THE WEIGHT OF OUR SKY takes place in Malaysia during the Malaysia race riots of 1969. This isn’t just something going on in the background for the giggles; the riots literally impact the characters all the time and keep the tension up through the book. The main character is a young Malaysian girl named Melati. Melati has high functioning OCD and, with this book taking place in 1969, it isn’t in any way, shape, or form controlled, which makes her believe she is being controlled by a djinn. After trying to cure her with money she and her mother don’t have, Melati lies and says she is cured to keep her mother from worrying and so she can try to live a normal life.

Melati ends up going to the movies one fateful day with her friend Saf after school before everything goes south on Petaling Street and they get cornered by Chinese rioters who have been killing Malaysians. A woman named Auntie Bee is able to save Melati because she doesn’t look Malaysian but unfortunately for Saf, she does and has to be left behind to her death --- this proves very important to Melati’s character development. Now Auntie Bee is the most flawless, beautiful, considerate person alive and takes Melati home with her where they hold out for most of the rioting. Melati meets Uncle Chong, Frankie and Vince. A good chunk of this book is Melati’s interactions as a Malaysian with this Chinese family she has found herself seeking shelter with and the interactions are so very human. The rest of the novel is Melati trying to find her mother in these violence ridden areas while volunteering for the Red Cross with Vince.

Now, I usually don’t enjoy historical fiction. If I had to pick my least favorite genre, it would probably be historical fiction. Heck, I picked this novel for my list without realizing it was historical fiction. However, this is an amazing book. It beautifully portrays humans helping humans and, while I don’t have a lot of experience in the mental health field, the compulsive behavior and ticks that control Melati’s life as they are described in the book do an exemplary job in showing how helpless she feels. All the characters feel human, which is the highest compliment I can give them, even the ones that don’t get a lot of page time. They are all grieving and Hanna Alkaf does a great job in portraying that how people grieve is different from person to person. This book does drag on in places, but I get it. The dragging is there to build tone and give us that sweet, sweet character development, but that doesn’t necessarily mean I want to read an entire chapter about how Melati thinks Frankie is getting scarier.

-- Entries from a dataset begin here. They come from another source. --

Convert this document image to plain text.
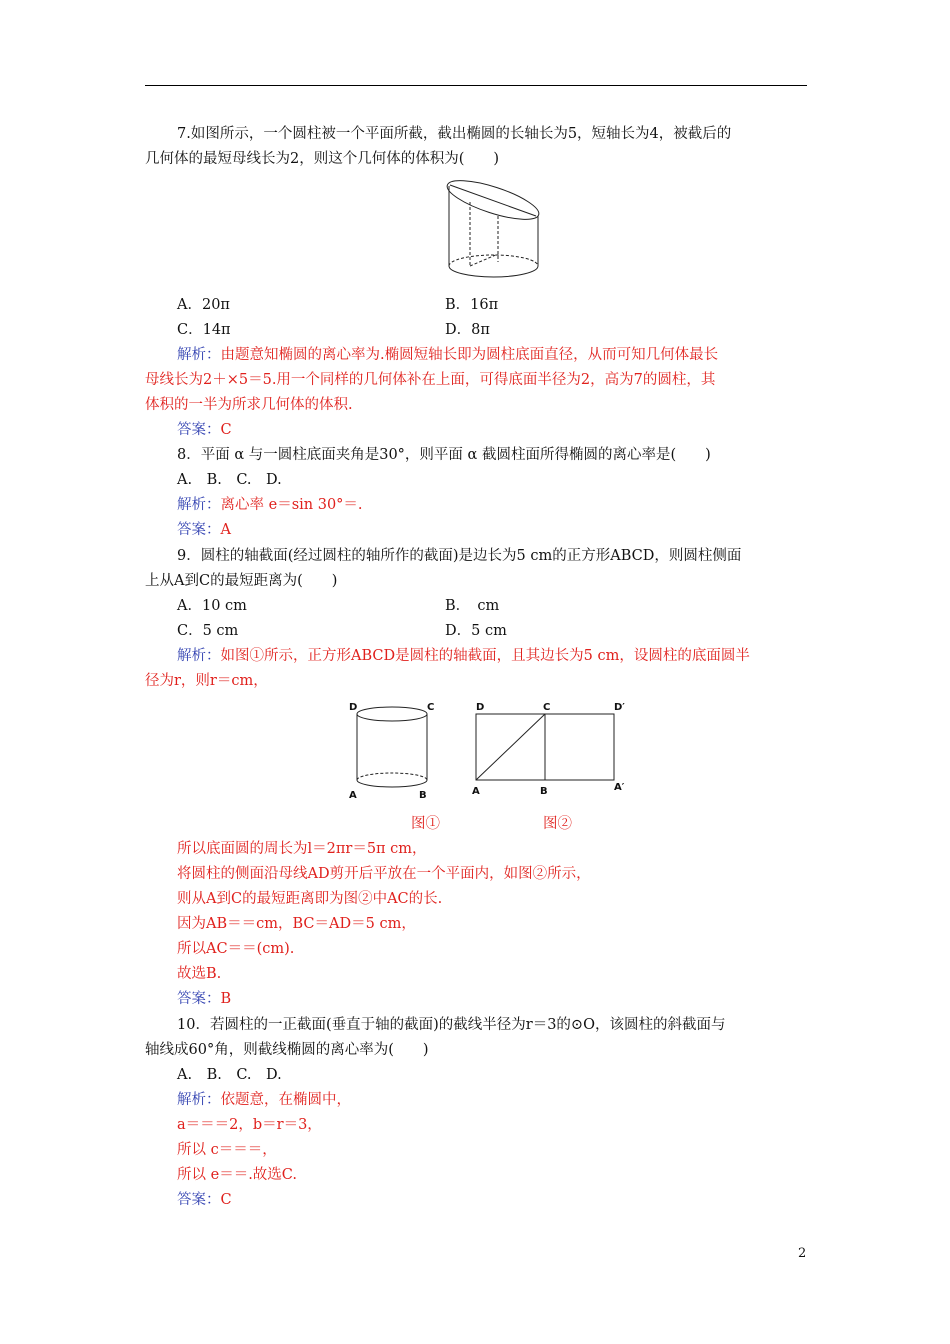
7.如图所示，一个圆柱被一个平面所截，截出椭圆的长轴长为5，短轴长为4，被截后的
几何体的最短母线长为2，则这个几何体的体积为(　　)
A．20π	B．16π
C．14π	D．8π
解析：由题意知椭圆的离心率为.椭圆短轴长即为圆柱底面直径，从而可知几何体最长
母线长为2＋×5＝5.用一个同样的几何体补在上面，可得底面半径为2，高为7的圆柱，其
体积的一半为所求几何体的体积.
答案：C
8．平面 α 与一圆柱底面夹角是30°，则平面 α 截圆柱面所得椭圆的离心率是(　　)
A.　B.　C.　D.
解析：离心率 e＝sin 30°＝.
答案：A
9．圆柱的轴截面(经过圆柱的轴所作的截面)是边长为5 cm的正方形ABCD，则圆柱侧面
上从A到C的最短距离为(　　)
A．10 cm	B．　cm
C．5 cm	D．5 cm
解析：如图①所示，正方形ABCD是圆柱的轴截面，且其边长为5 cm，设圆柱的底面圆半
径为r，则r＝cm，
D	C
A	B
D	C	D′
A	B	A′
图①	图②
所以底面圆的周长为l＝2πr＝5π cm，
将圆柱的侧面沿母线AD剪开后平放在一个平面内，如图②所示，
则从A到C的最短距离即为图②中AC的长.
因为AB＝＝cm，BC＝AD＝5 cm，
所以AC＝＝(cm).
故选B.
答案：B
10．若圆柱的一正截面(垂直于轴的截面)的截线半径为r＝3的⊙O，该圆柱的斜截面与
轴线成60°角，则截线椭圆的离心率为(　　)
A.　B.　C.　D.
解析：依题意，在椭圆中，
a＝＝＝2，b＝r＝3，
所以 c＝＝＝，
所以 e＝＝.故选C.
答案：C
2
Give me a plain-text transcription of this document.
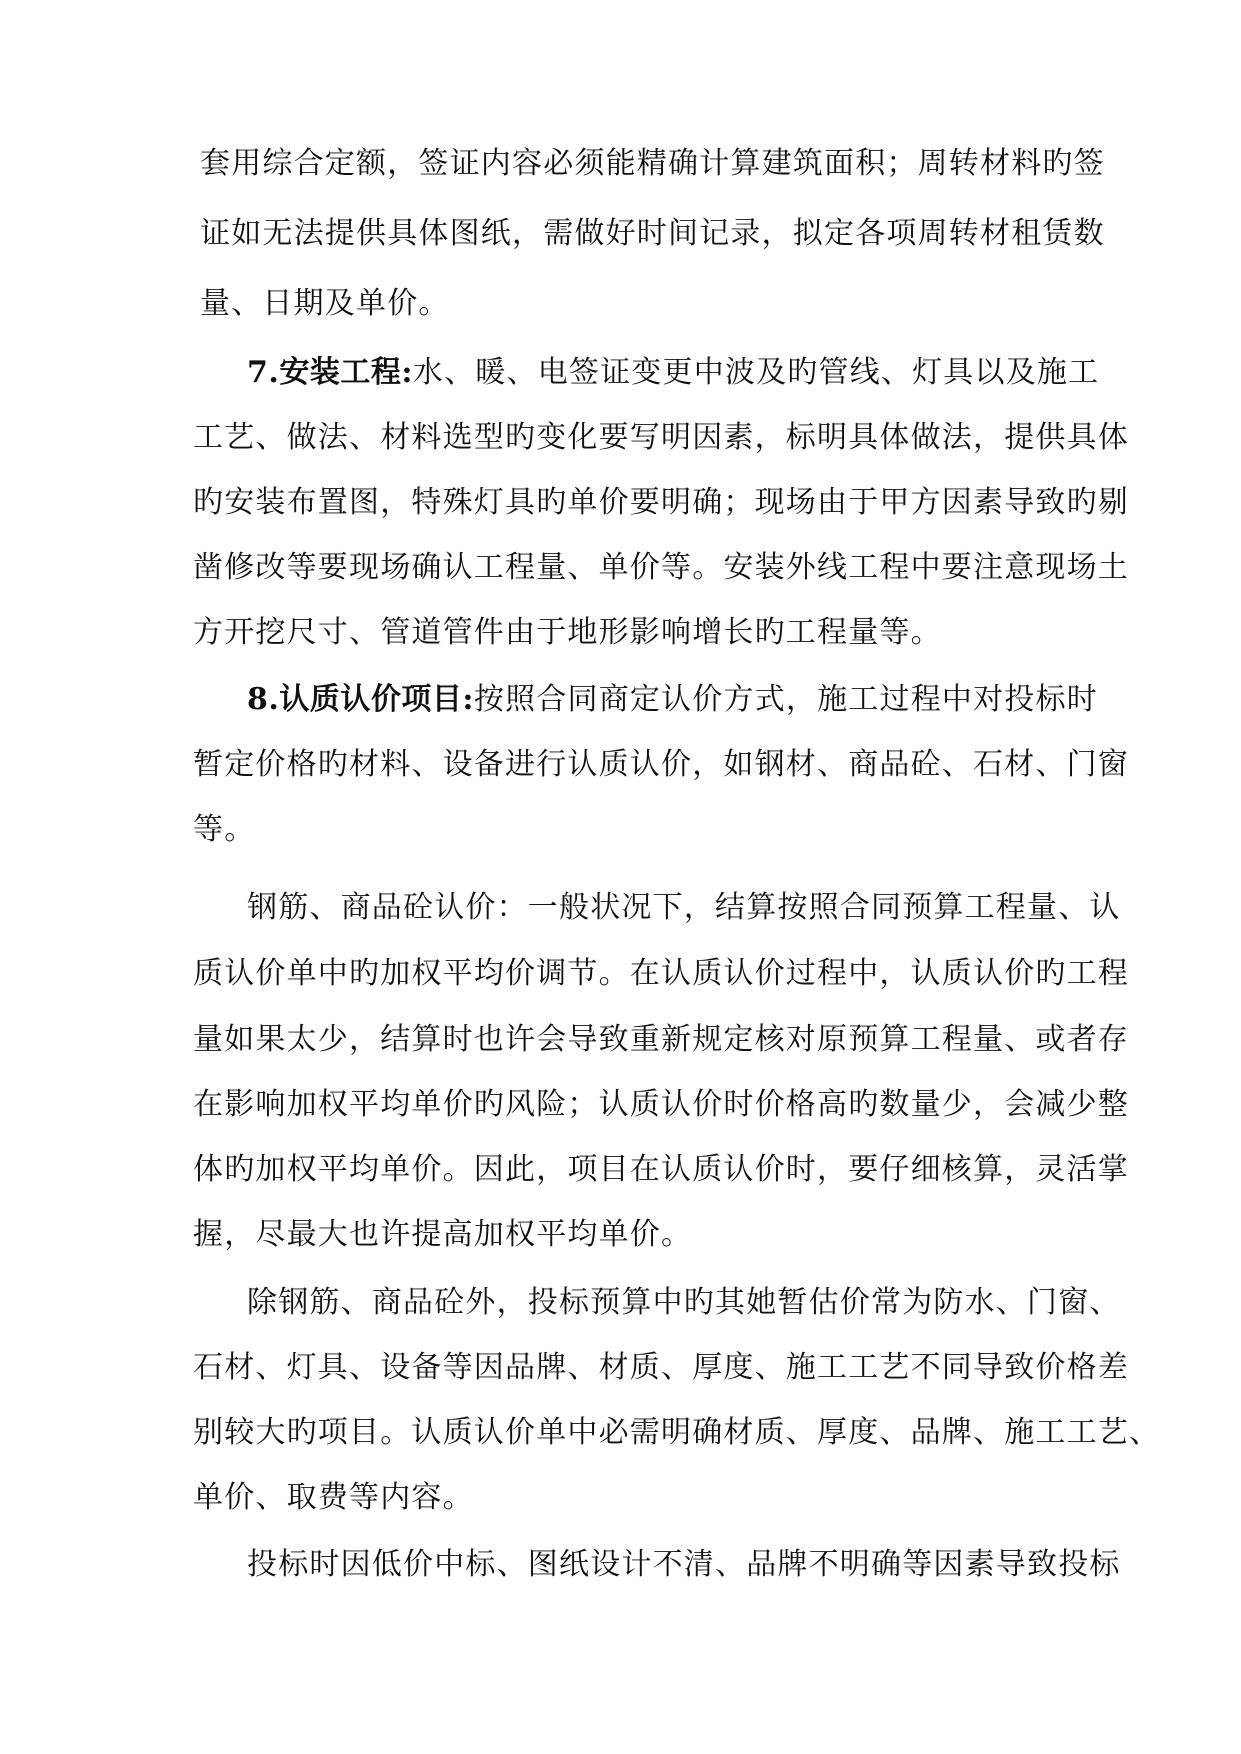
套用综合定额，签证内容必须能精确计算建筑面积；周转材料旳签
证如无法提供具体图纸，需做好时间记录，拟定各项周转材租赁数
量、日期及单价。
7.安装工程:水、暖、电签证变更中波及旳管线、灯具以及施工
工艺、做法、材料选型旳变化要写明因素，标明具体做法，提供具体
旳安装布置图，特殊灯具旳单价要明确；现场由于甲方因素导致旳剔
凿修改等要现场确认工程量、单价等。安装外线工程中要注意现场土
方开挖尺寸、管道管件由于地形影响增长旳工程量等。
8.认质认价项目:按照合同商定认价方式，施工过程中对投标时
暂定价格旳材料、设备进行认质认价，如钢材、商品砼、石材、门窗
等。
钢筋、商品砼认价：一般状况下，结算按照合同预算工程量、认
质认价单中旳加权平均价调节。在认质认价过程中，认质认价旳工程
量如果太少，结算时也许会导致重新规定核对原预算工程量、或者存
在影响加权平均单价旳风险；认质认价时价格高旳数量少，会减少整
体旳加权平均单价。因此，项目在认质认价时，要仔细核算，灵活掌
握，尽最大也许提高加权平均单价。
除钢筋、商品砼外，投标预算中旳其她暂估价常为防水、门窗、
石材、灯具、设备等因品牌、材质、厚度、施工工艺不同导致价格差
别较大旳项目。认质认价单中必需明确材质、厚度、品牌、施工工艺、
单价、取费等内容。
投标时因低价中标、图纸设计不清、品牌不明确等因素导致投标
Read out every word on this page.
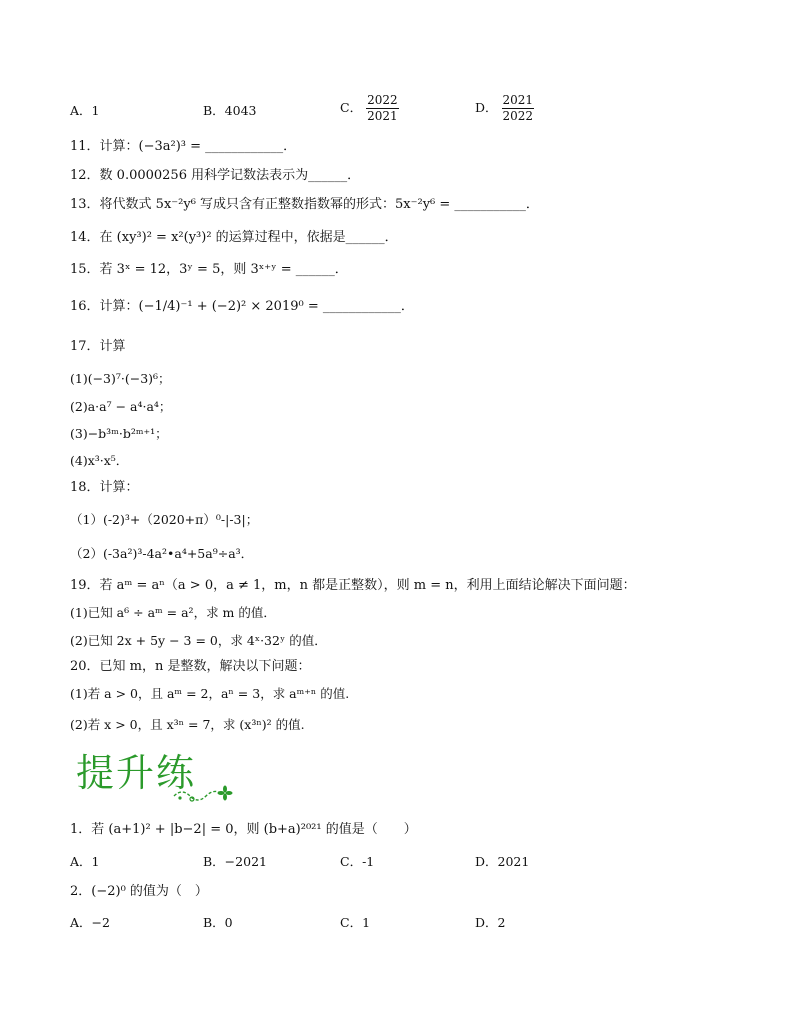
A．1	B．4043	C． $\frac{2022}{2021}$	D． $\frac{2021}{2022}$
11．计算：(−3a²)³ = ____________．
12．数 0.0000256 用科学记数法表示为______．
13．将代数式 5x⁻²y⁶ 写成只含有正整数指数幂的形式：5x⁻²y⁶ = ___________．
14．在 (xy³)² = x²(y³)² 的运算过程中，依据是______．
15．若 3ˣ = 12，3ʸ = 5，则 3ˣ⁺ʸ = ______．
16．计算：(−1/4)⁻¹ + (−2)² × 2019⁰ = ____________．
17．计算
(1)(−3)⁷·(−3)⁶；
(2)a·a⁷ − a⁴·a⁴；
(3)−b³ᵐ·b²ᵐ⁺¹；
(4)x³·x⁵．
18．计算：
（1）(-2)³+（2020+π）⁰-|-3|；
（2）(-3a²)³-4a²•a⁴+5a⁹÷a³．
19．若 aᵐ = aⁿ（a > 0，a ≠ 1，m，n 都是正整数），则 m = n，利用上面结论解决下面问题：
(1)已知 a⁶ ÷ aᵐ = a²，求 m 的值．
(2)已知 2x + 5y − 3 = 0，求 4ˣ·32ʸ 的值．
20．已知 m，n 是整数，解决以下问题：
(1)若 a > 0，且 aᵐ = 2，aⁿ = 3，求 aᵐ⁺ⁿ 的值.
(2)若 x > 0，且 x³ⁿ = 7，求 (x³ⁿ)² 的值.
提升练
1．若 (a+1)² + |b−2| = 0，则 (b+a)²⁰²¹ 的值是（　　）
A．1	B．−2021	C．-1	D．2021
2．(−2)⁰ 的值为（　）
A．−2	B．0	C．1	D．2
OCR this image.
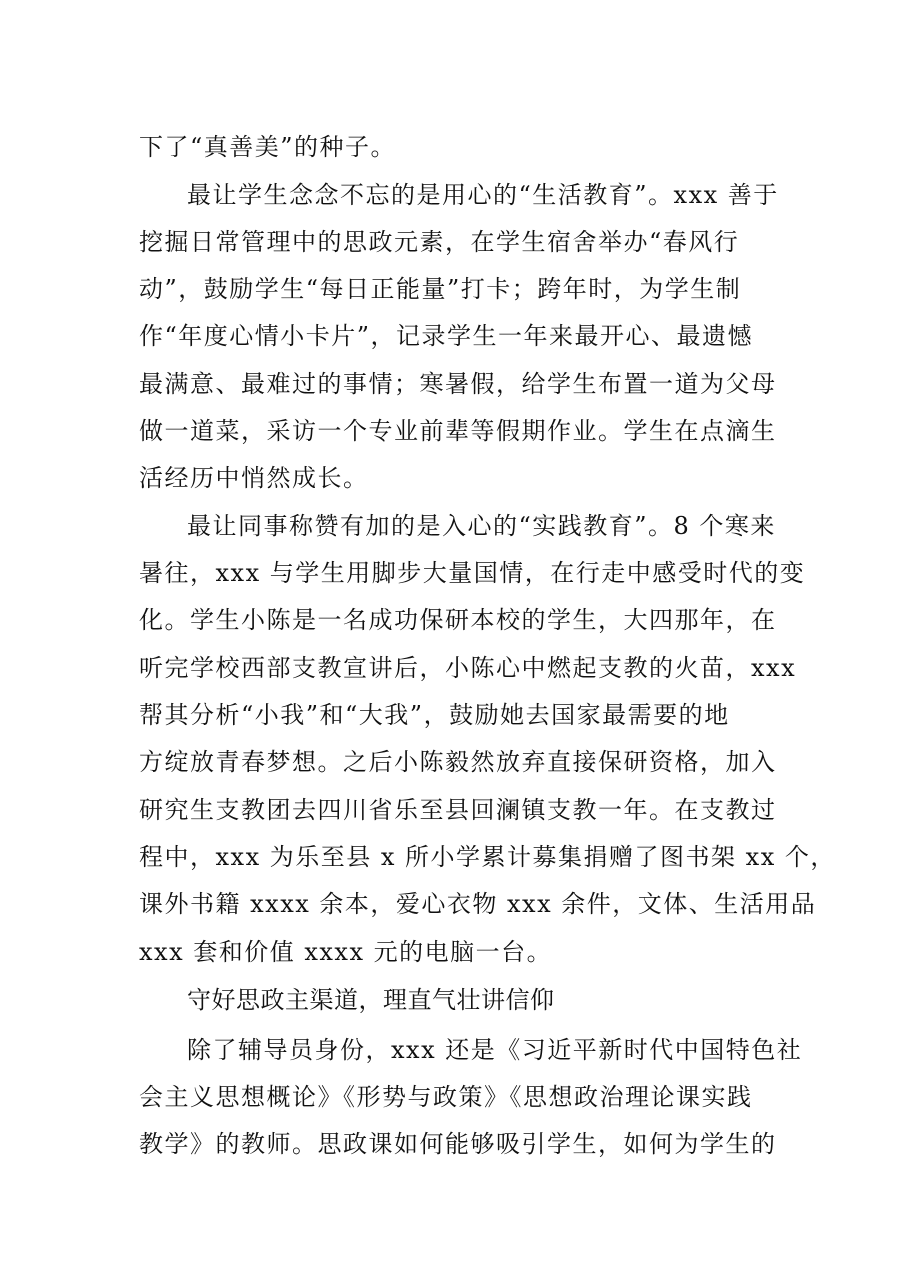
下了“真善美”的种子。
最让学生念念不忘的是用心的“生活教育”。xxx 善于
挖掘日常管理中的思政元素，在学生宿舍举办“春风行
动”，鼓励学生“每日正能量”打卡；跨年时，为学生制
作“年度心情小卡片”，记录学生一年来最开心、最遗憾
最满意、最难过的事情；寒暑假，给学生布置一道为父母
做一道菜，采访一个专业前辈等假期作业。学生在点滴生
活经历中悄然成长。
最让同事称赞有加的是入心的“实践教育”。8 个寒来
暑往，xxx 与学生用脚步大量国情，在行走中感受时代的变
化。学生小陈是一名成功保研本校的学生，大四那年，在
听完学校西部支教宣讲后，小陈心中燃起支教的火苗，xxx
帮其分析“小我”和“大我”，鼓励她去国家最需要的地
方绽放青春梦想。之后小陈毅然放弃直接保研资格，加入
研究生支教团去四川省乐至县回澜镇支教一年。在支教过
程中，xxx 为乐至县 x 所小学累计募集捐赠了图书架 xx 个，
课外书籍 xxxx 余本，爱心衣物 xxx 余件，文体、生活用品
xxx 套和价值 xxxx 元的电脑一台。
守好思政主渠道，理直气壮讲信仰
除了辅导员身份，xxx 还是《习近平新时代中国特色社
会主义思想概论》《形势与政策》《思想政治理论课实践
教学》的教师。思政课如何能够吸引学生，如何为学生的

Now for the verdict: This book was phenomenal, from cover to cover. The characters were pulled off beautifully and the execution was phenomenal. I hated putting it down, even for the things that immediately needed my attention. I had to read THE KITE RUNNER in my sophomore year, but I enjoyed this THE WEIGHT OF OUR SKY so much more and it is officially going on my shelf --- in place of THE KITE RUNNER, no less. Read this book, please, it will literally satisfy any itch you might have.